Because Bitcoin is a distributed technology, it is also an open and verifiable system. Anybody who wants to know can see the Bitcoin code. The Bitcoin source code is open and publicly available. Not only is the source code open and public, but its transaction ledger is also open. In other words, you can trace all the transactions on the Bitcoin network since the genesis block. You can run the Bitcoin node to see this or analyze the on-chain activities of the network.
The transactions on the Bitcoin network can also be verified. If anyone tries to corrupt the network by sending money they don’t own, or to manipulate, the system won’t accept it. The system verifies all the activities before it is done.
Unlike the banks and the government institutions which require trust to run them, Bitcoin doesn’t require any trust. Bitcoin is a piece of code that exists in an open source, it operates on predefined conditions that anybody can know and nobody can change. As such, no trust is needed to use Bitcoin because nobody controls it. To verify the transactions, no third party is required to do the job, instead, Bitcoin works on something called proof-of-work where miners who run the nodes on the network verify and validate the transaction using a timestamp network. Because of its trustless nature, Bitcoin advocates for ‘Don’t trust, verify.’

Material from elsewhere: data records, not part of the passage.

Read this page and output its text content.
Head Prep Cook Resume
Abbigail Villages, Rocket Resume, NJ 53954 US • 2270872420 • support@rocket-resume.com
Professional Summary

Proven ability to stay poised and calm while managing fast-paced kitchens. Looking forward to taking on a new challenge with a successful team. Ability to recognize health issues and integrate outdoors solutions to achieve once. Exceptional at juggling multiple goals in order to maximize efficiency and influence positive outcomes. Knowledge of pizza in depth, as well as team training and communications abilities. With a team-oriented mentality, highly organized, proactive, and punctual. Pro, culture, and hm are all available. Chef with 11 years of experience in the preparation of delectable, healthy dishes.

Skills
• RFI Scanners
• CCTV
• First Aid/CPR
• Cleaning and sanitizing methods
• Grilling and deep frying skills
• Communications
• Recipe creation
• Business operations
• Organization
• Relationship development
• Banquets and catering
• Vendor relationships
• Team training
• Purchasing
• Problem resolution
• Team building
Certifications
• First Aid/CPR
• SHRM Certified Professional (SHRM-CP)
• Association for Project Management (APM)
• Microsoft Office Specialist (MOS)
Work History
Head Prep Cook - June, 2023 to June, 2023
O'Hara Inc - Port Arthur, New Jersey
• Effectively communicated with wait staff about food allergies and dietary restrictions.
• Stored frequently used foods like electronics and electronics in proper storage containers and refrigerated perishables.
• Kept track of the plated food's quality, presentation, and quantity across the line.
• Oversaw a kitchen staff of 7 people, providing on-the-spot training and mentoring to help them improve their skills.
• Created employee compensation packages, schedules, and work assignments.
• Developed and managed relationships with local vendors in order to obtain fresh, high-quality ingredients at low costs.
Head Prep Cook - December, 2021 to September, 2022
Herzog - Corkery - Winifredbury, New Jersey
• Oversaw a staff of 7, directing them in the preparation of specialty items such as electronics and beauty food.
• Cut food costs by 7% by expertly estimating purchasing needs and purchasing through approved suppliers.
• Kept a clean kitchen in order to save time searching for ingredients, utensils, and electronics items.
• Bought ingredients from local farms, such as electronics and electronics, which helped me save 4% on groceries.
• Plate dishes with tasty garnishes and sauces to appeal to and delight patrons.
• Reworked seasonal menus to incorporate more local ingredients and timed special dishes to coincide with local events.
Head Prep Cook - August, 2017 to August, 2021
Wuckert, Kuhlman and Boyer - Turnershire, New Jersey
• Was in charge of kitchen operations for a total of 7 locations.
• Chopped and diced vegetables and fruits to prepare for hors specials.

Thus, Bitcoin is not just a technology, it is a philosophy and a concept that cannot be stopped no matter how hard you try, not even the government. The best thing the world can do now is to embrace this technological revolution and solve most of our problems today. Forget about the economic values Bitcoin can give and focus on its ideas and principles because Bitcoin is not just about money. It is a technology the world needs now more than ever before.